I’m creating an earth-like moon that orbits a gas giant planet the size of Jupiter. The planet orbits its star at the same distance mars orbits the sun and it takes the moon 295 days to orbit its planet and 24 hours to rotate on its own axis.
How long would an eclipse last on the moon?
I will assume that the gas giant is about the same size and mass as Jupiter.
The orbital period of the satellite is given as 295 days. I will assume that this is the sidereal orbital period and the days are ordinary days 86,400 seconds long.
Our dear Callisto has a sidereal orbital period around our real Jupiter of about 16.7 days.

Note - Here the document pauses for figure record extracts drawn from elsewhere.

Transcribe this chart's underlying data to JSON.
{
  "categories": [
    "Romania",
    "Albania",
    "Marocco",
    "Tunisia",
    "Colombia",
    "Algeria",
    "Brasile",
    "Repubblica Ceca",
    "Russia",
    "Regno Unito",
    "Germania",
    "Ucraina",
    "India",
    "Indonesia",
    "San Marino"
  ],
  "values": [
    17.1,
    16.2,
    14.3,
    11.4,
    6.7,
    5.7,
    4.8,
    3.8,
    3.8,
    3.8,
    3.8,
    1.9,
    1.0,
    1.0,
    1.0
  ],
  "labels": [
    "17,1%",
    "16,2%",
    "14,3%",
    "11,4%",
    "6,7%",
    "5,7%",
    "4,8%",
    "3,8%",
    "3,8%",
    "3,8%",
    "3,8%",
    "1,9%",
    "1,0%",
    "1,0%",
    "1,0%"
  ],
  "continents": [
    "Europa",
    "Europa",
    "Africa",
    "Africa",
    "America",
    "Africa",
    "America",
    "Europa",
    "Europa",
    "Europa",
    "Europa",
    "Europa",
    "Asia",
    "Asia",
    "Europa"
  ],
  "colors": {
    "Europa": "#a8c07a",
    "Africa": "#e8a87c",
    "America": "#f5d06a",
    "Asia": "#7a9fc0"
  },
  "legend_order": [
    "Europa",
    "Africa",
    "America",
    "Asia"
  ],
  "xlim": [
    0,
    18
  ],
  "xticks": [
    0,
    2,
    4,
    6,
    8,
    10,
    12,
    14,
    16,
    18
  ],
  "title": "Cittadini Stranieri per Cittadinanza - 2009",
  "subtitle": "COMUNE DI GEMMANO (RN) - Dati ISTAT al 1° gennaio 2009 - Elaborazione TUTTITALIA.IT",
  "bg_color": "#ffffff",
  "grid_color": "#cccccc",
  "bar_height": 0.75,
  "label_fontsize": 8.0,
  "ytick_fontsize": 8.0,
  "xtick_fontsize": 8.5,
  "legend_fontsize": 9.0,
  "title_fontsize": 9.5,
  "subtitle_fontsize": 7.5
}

Kepler's third law of planetary motion assures us that the squares of the orbital periods are in the same proportion as the cubes of the semi-major axes of the orbits.
We can then compute that the semi-major axis of the orbit of the fictional satellite is
$$\sqrt[3]{\left(\frac{295}{16.7}\right)^2} \approx 6.8$$
times as large as the semi-major axis of the orbit of Callisto, or about 12,900,000 km.
Assuming that the star is of about the same size as out own Sun (not specified in the question) and given that the gas giant orbits the star at the same distance as Mars orbits our Sun, the gas giant's shadow will extend to a distance of about 22,000,000 km.
Jupiter has a diameter of about 133,700 km. At a distance of 12,900,000 km the shadow will have a diameter of 78,700 km, subtending an angle of about 0.006 radians or 0.34 degrees.
The satellite travels 360° on its orbit in 295 days, or about 1.2 degrees per day. (I'm too lazy to compute the synodic period.) It will cross the shadow of the planet in about 0.28 days or 6.8 hours.